Los padres se convierten en un
referente para los menores, censurar su comportamiento a través de
manifestaciones hostiles tales como el castigo físico o privativo de placeres,
siendo este último más adecuado, favorecerá que no se fomenten en él acciones
violentas posteriores. Igualmente las relaciones deterioradas y conflictivas
entre los padres pueden provocar que el menor reaccione de manera violenta como
una forma de manifestar su malestar.
Si a todos estos factores, añadimos
elementos presentes en la vida del niño como la violencia en la televisión o
videojuegos, podemos decir que se está gestando la conducta violenta. No
podemos olvidar tampoco el déficit en las habilidades sociales, con las que
cuenta a su corta edad, que permitan al menor afrontar las situaciones
frustrantes. Una buena solución para prevenir o al menos, disminuir en el menor
la aparición de conductas de acoso, puede ser animarle a que aprenda
alternativas al comportamiento agresivo, esto ayudará al menor a cambiar esas
conductas impulsivas.
Por tanto y después de haber hablado
de lo anterior, considero que la acción del Educador Social frente al
maltrato y el acoso de menores, tiene que llevarse a cabo en los puntos donde
nace el maltrato y se consolida.
Para empezar y como eje clave de la
intervención el Educador Social tendría que trabajar con la familia si fuera
necesario, para detectar si lo hubiera episodios de violencia. En ese caso
habría que poner a la orden a las autoridades e intervenir socioeducativamente
con los padres.
Por otro lado y con lo que respecta al acoso
escolar, habría que trabajar en el centro educativo, realizando una
intervención socioeducativa con los menores para aclarar que hay muchas formas
de sentirse halagado y elogiado lejos de buscar el sufrimiento ajeno. En el
centro se debería tratar el acoso escolar como una lacra que supusiera una
vergüenza para aquel que lo ejerza.
La última medida a tener en cuenta bajo mi
punto de vista sería la de introducir en el curriculum escolar alguna materia
que tuviera como fin la de dotar a los menores de habilidades sociales, que a
mi parecer son tan necesarias para la vida como la matemática o el lenguaje.

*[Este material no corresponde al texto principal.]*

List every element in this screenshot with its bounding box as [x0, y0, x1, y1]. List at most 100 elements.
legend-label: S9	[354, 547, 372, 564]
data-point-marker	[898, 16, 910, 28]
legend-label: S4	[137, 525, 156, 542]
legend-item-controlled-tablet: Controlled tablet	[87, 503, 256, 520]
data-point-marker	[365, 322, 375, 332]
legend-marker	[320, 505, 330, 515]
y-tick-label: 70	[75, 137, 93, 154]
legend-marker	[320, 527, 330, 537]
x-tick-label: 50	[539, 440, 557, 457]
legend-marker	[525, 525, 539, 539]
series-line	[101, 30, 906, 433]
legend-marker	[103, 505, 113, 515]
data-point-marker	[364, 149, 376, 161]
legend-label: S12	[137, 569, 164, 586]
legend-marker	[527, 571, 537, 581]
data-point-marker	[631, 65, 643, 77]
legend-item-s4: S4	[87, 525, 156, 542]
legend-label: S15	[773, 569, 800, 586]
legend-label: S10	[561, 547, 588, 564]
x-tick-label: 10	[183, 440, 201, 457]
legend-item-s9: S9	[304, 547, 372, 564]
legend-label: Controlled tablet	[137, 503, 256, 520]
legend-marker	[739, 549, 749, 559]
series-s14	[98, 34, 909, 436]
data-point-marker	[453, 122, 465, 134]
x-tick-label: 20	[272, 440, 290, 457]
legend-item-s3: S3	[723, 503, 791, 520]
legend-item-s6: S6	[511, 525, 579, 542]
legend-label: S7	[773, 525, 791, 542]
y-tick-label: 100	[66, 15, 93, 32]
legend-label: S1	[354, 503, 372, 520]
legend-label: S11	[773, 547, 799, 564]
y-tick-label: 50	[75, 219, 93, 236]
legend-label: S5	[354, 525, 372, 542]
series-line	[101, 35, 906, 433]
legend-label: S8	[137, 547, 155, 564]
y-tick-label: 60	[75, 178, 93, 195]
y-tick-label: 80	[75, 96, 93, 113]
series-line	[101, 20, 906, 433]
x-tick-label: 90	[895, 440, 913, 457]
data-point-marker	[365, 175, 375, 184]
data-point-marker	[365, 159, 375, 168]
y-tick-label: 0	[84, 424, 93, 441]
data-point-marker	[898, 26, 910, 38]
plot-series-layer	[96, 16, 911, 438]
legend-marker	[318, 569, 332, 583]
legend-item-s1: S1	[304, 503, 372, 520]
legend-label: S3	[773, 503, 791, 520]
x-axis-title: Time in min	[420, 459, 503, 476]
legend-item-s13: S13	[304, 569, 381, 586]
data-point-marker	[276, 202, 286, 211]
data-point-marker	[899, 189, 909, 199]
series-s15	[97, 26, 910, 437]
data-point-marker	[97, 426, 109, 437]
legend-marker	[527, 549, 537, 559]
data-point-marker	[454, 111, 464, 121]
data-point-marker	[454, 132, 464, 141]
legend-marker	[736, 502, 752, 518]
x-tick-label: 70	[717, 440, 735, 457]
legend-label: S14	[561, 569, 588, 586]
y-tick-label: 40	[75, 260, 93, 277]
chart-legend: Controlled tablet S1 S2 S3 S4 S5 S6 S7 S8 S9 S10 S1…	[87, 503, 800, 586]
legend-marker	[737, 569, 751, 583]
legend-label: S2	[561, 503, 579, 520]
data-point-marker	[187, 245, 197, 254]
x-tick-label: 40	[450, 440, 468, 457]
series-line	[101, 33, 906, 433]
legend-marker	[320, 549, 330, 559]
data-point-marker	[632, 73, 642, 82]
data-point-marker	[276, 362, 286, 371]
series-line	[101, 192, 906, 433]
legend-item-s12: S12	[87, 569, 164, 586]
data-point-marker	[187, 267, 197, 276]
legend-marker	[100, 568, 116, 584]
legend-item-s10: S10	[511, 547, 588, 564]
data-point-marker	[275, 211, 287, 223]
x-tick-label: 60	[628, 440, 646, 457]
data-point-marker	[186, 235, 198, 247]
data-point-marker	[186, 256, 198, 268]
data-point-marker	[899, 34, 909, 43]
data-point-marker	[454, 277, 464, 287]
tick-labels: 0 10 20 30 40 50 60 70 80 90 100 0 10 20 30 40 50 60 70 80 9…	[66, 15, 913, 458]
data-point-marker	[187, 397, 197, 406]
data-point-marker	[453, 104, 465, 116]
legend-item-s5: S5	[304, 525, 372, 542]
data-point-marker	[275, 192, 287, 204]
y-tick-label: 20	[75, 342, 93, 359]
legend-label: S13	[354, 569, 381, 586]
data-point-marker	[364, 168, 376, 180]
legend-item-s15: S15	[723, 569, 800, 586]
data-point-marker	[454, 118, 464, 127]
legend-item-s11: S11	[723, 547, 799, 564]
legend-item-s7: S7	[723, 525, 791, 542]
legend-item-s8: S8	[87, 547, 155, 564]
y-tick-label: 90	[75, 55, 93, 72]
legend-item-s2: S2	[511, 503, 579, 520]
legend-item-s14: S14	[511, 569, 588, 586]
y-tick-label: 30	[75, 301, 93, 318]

Con un menor dotado de habilidades sociales tendrá más herramientas para hacer
frente a conflictos morales, de autoconcepto y de seguridad emocional.
En definitiva, considero que el acoso escolar entra en detrimento
si los jóvenes reciben una educación más
específica sobre este tema, y además la sociedad los sensibiliza, mediante
noticias y demás tipos de información, por esta razón, los chicos de mayor
edad, tienen más consideración y reflexionan más sobre este tipo de conductas,
y de forma contraria, los chicos de menor edad no lo hacen tanto debido a las
características mentales que tienen durante ese rango de edad.